Here’s what it means: Anthem’s move into the PBM market could be lucrative — and its sheer size could be a massive aid in kicking off the initiative.
The US PBM market is worth around $423 billion, offering Anthem a ripe revenue opportunity. And as the second largest US insurer — Anthem counted nearly 41 million members as of Q1 2019 — Anthem has ample traffic to funnel through IngenioRx, which could help get its fledgling PBM off the ground.
Anthem estimates that IngenioRx will save the company $4 billion annually once all members are successfully transitioned. Moreover, in-house PBMs have paid dividends for Anthem’s competitors. For example, UnitedHealth Group named its PBM arm, OptumRx, as a major driver of its revenue growth in Q1 2019: OptumRx revenues increased to nearly $18 billion in Q1 2019, up almost 11% YoY from $16 billion in Q1 2018.
The bigger picture: Anthem’s move to roll out IngenioRx won’t come without challenges.
- The three PBM giants that dominate the industry jeopardize IngenioRx’s success. Express Scripts, CVS, and Optum Rx have all merged with major insurers: They’re owned by health insurance companies Cigna, Aetna, and UnitedHealthcare, respectively. And together, these three titans control more than two-thirds of the US PBM market. Anthem will need to quickly establish and migrate beneficiaries to its PBM if it’s to compete with already-thriving PBMs.
- Anthem is breaking into the market as rampant regulatory uncertainty endangers PBM’s margins. Paramount to the Trump administration’s healthcare policy is cracking down on soaring drug prices — a stance that’s occasionally put PBMs in the crosshairs. For example, the administration proposed a rule that would nix safe harbor protections for the rebates drug makers pay to PBMs, effective January 2020, per Healthcare Dive.
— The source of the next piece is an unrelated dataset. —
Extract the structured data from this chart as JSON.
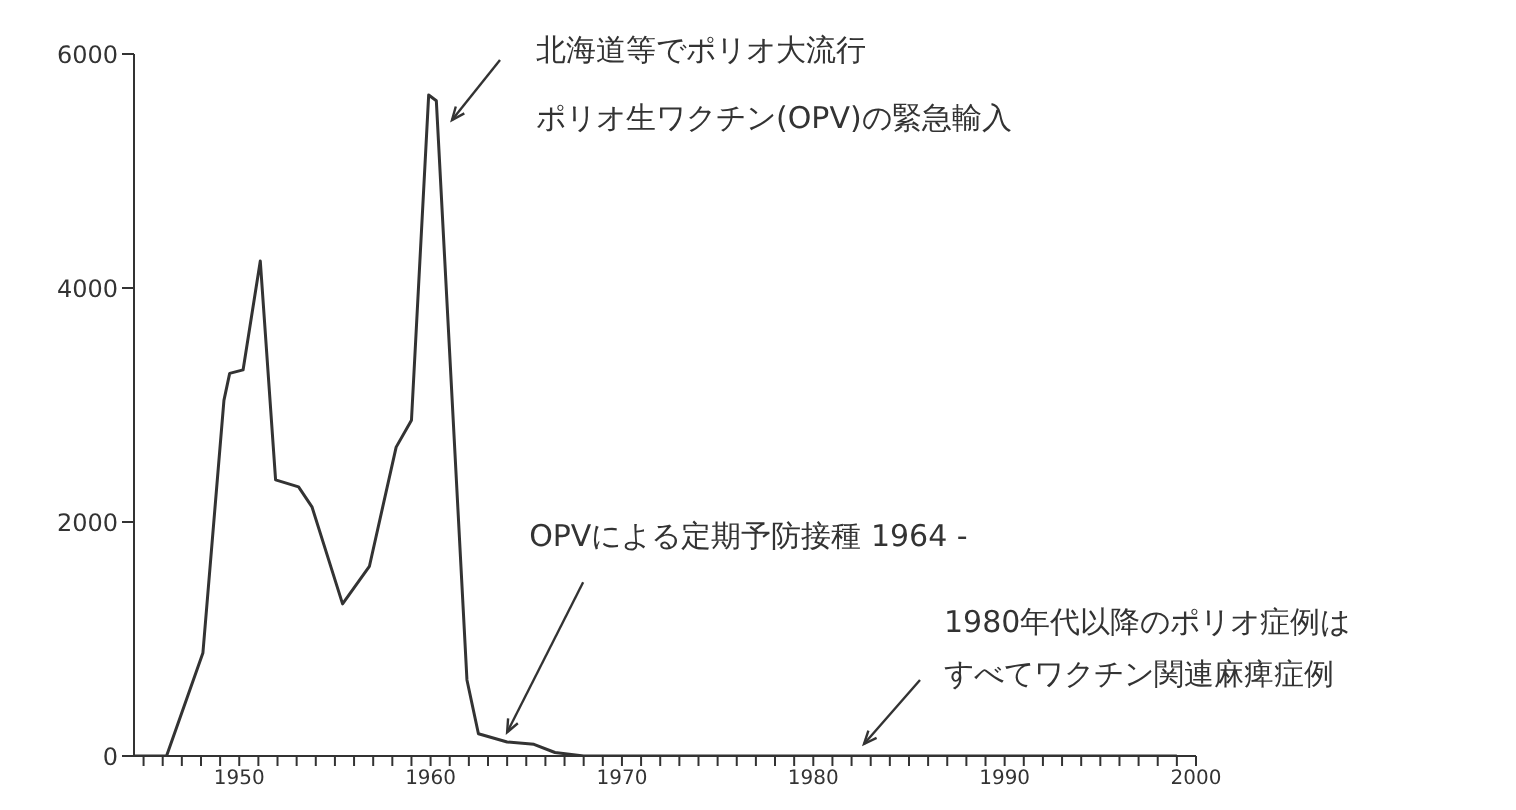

While Cigna CEO David Cordani doesn’t think the new rule will have a "meaningful impact," policymakers’ continued focus on the role PBM’s play in high drug prices could portend legislation that affects PBMs’ margins.
- And the hovering threat of Amazon’s PBM play imperils incumbents and newcomers alike.The tech giant acquired online pharmacy Pillpack in June 2018, creating a buzz about Amazon establishing a pharmacy network that could encroach on traditional players’ market shares. Prior to Cigna acquiring Express Scripts, activist investor Carl Icahn warned that the acquisition could be "one of the worst blunders in corporate history," pointing to the potential threat of Amazon to PBMs.